3. Department of Cardiovascular Research Group, Sharjah Institute of Medical and Health Sciences, University of Sharjah, Sharjah, United Arab Emirates

4. Department of Family and Community Medicine and Behavioral Sciences, College of Medicine, University of Sharjah, Sharjah, United Arab Emirates

5. Department of Health Promotion Research Group, Research Institute of Medical and Health Sciences, University of Sharjah, Sharjah, United Arab Emirates

6. Department of Finance and Economics, College of Business Administration, University of Sharjah, Sharjah, United Arab Emirates

7. Department of Social Sciences and Business, Roskilde University, Roskilde, Denmark

Abstract

Abstract Introduction: Effective educational interventions to knowledge, attitude, and prevention of human immunodeficiency virus/acquired immunodeficiency syndrome (HIV/AIDS) may limit the spread of the disease. However, the relevance of HIV knowledge to followers of religions is unknown.

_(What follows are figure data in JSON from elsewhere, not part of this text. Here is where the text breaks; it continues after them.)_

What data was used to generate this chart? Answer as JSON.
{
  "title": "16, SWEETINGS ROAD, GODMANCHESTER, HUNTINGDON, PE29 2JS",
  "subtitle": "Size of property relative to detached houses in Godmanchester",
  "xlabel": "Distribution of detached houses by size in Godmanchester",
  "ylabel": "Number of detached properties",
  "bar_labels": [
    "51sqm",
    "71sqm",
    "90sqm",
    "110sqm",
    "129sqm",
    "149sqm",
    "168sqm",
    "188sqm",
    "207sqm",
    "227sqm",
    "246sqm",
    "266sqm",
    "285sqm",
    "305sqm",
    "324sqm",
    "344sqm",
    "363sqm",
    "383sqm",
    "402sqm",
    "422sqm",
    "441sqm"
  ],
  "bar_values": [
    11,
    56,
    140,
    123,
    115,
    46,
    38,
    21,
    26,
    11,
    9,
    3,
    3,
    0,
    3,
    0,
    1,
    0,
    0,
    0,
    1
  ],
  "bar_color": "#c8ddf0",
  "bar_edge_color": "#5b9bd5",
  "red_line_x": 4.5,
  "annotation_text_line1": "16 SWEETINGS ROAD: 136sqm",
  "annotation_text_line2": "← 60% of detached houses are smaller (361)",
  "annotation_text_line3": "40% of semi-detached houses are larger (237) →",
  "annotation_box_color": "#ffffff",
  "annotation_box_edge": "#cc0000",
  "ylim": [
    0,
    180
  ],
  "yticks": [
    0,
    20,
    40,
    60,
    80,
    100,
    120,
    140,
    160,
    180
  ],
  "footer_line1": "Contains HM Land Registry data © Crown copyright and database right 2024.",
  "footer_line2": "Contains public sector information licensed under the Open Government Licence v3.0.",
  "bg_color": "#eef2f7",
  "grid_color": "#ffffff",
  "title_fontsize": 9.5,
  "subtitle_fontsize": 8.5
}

We assessed the 2015–2016 Demographic and Health Survey (DHS) data from India to investigate the levels of knowledge of HIV/AIDS among Hindus, Muslims, Sikhs, Christians, and Buddhists in relation to standard sociodemographic variables in India. Methods: We used the individual and household level data from the internationally and temporally harmonized cross-sectional DHS. These data were representative of the national population and were collected from January 2015 to December 2016. Results: The age range of the population was 15–54 years (n = 224,531). We found the highest level of knowledge of HIV/AIDS among Sikh men (than the followers of other religions (80.4%–92.7%). Conversely, Muslims and Hindus were least knowledgeable of HIV/AIDS (80.4% and 81.2%). Younger participants (82.5%), residents of urban areas (90.6%), more educated (98.6%), never married (84.9%), wealthier (95.5%), and having more access to mass media (90.4%–96.7%) were more aware of HIV/AIDS-related knowledge. Among various religions, Sikhs were more educated (16.1% with higher education), wealthier (59.5% in the top quintile), with higher exposure to communication means than Muslims, Hindus, and Christians. Conclusion: We report that Sikh men are most knowledgeable of HIV compared to Sikh women and followers of other religions. Our findings may help formulate public health strategies targeting various religious groups to reduce the incidence of HIV/AIDS.